Bernice Summerfield and the Vampire Curse
Apr. 22nd, 2009 09:06 pm![[personal profile]](https://www.dreamwidth.org/img/silk/identity/user.png)
I know I keep saying I'm going to stop buying the Bernice Summerfield books but they keep putting ones out with strong author line ups: in this case Mags L Halliday, Kelly Hale and Philip Purser-Hallard. I remain unconvinced by the three novella format. I would have welcomed more depth and complexity to each of the three stories here. But I think this is, nevertheless, the strongest Benny book I've read for a while.
The three stories here are very loosely linked and benefit from the fact. The first story The Badblood Diaries by Mags L Halliday is set early in Benny's career and is a tale of Vampirism on a Wuxia inspired colony. I associate Mags more with detailed and thoughtful historical writing than with world-building but her talent for description went to good use here in fleshing out a world of floating cities - endlessly chasing the sunlight so that the inhabitants never have to venture into the dark. I was frustrated that the story didn't have more space to flesh out the characters so that the reader became a little more invested in the cannon fodder of the story but that was my only real gripe with it.
Possum Kingdom by Kelly Hale told a more complex tale drawing on, I think, native American mythology. Benny, as a character, has relatively little interaction with the plot which, to a great extent, unfolds without her intervention. It's a well-written tale with an evocative sense of place and period but I found it the least engaging of the three novellas.
I've raved about Philip Purser-Hallard's world building in Of the City of the Saved before and he pulls of a similar trick in Predating the Predators. In this case the world building isn't as in your face, but the novella contains a dense background on the nature of Vampirism, the water-world of Lavelle with its hyper-rational native population and the interactions of both with Christianity and Catholicism in particular. In the end PPH opts for the Dr Who canonical explanation that faith, any faith, however ill-founded, is sufficient to hold back vampires without undermining the personal faith of his viewpoint female priest. While all this world-building is going on, he also manages to tell an engaging tale of vampiric infiltration of an academic conference attended by an aging Benny whose personal idiosyncracies actually seem a lot less irritating than normal - I'm not sure if that is because outrageous eccentricity is more acceptable in a 60-year-old or just that her quirks become charming in more assured hands.
In fact Benny is considerably less annoying in all three novellas than she frequently can be. I continue to think she works much better away from the world of the Braxiatel Collection (as in all these stories) and generally is a more attractive character when author's restrain the impulse to play her for laughs too much.

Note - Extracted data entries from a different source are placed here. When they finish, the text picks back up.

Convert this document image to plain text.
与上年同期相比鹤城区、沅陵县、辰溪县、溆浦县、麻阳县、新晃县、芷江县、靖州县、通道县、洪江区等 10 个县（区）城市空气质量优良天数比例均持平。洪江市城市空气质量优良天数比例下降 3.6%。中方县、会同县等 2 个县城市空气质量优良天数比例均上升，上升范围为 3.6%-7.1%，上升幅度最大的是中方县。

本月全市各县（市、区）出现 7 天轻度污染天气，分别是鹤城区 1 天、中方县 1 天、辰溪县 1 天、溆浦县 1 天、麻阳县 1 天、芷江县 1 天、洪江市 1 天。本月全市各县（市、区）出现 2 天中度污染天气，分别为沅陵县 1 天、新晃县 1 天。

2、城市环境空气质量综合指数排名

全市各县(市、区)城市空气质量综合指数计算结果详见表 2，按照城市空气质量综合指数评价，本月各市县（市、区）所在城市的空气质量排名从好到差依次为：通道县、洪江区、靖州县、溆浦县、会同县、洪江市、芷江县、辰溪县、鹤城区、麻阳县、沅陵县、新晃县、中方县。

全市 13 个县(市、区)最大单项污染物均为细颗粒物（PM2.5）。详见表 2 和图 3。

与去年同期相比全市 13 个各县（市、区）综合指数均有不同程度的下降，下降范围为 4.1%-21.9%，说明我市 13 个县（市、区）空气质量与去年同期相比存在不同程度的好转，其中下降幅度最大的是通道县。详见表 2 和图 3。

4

I believe this is possibly the last Bernice Summerfield book to be produced. I'm not I shall entirely mourn the passing of the line, but it is a shame that it is being shut down just when it seemed to have found something of a new lease of life.
The three stories here are very loosely linked and benefit from the fact. The first story The Badblood Diaries by Mags L Halliday is set early in Benny's career and is a tale of Vampirism on a Wuxia inspired colony. I associate Mags more with detailed and thoughtful historical writing than with world-building but her talent for description went to good use here in fleshing out a world of floating cities - endlessly chasing the sunlight so that the inhabitants never have to venture into the dark. I was frustrated that the story didn't have more space to flesh out the characters so that the reader became a little more invested in the cannon fodder of the story but that was my only real gripe with it.
Possum Kingdom by Kelly Hale told a more complex tale drawing on, I think, native American mythology. Benny, as a character, has relatively little interaction with the plot which, to a great extent, unfolds without her intervention. It's a well-written tale with an evocative sense of place and period but I found it the least engaging of the three novellas.
I've raved about Philip Purser-Hallard's world building in Of the City of the Saved before and he pulls of a similar trick in Predating the Predators. In this case the world building isn't as in your face, but the novella contains a dense background on the nature of Vampirism, the water-world of Lavelle with its hyper-rational native population and the interactions of both with Christianity and Catholicism in particular. In the end PPH opts for the Dr Who canonical explanation that faith, any faith, however ill-founded, is sufficient to hold back vampires without undermining the personal faith of his viewpoint female priest. While all this world-building is going on, he also manages to tell an engaging tale of vampiric infiltration of an academic conference attended by an aging Benny whose personal idiosyncracies actually seem a lot less irritating than normal - I'm not sure if that is because outrageous eccentricity is more acceptable in a 60-year-old or just that her quirks become charming in more assured hands.
In fact Benny is considerably less annoying in all three novellas than she frequently can be. I continue to think she works much better away from the world of the Braxiatel Collection (as in all these stories) and generally is a more attractive character when author's restrain the impulse to play her for laughs too much.
I believe this is possibly the last Bernice Summerfield book to be produced. I'm not I shall entirely mourn the passing of the line, but it is a shame that it is being shut down just when it seemed to have found something of a new lease of life.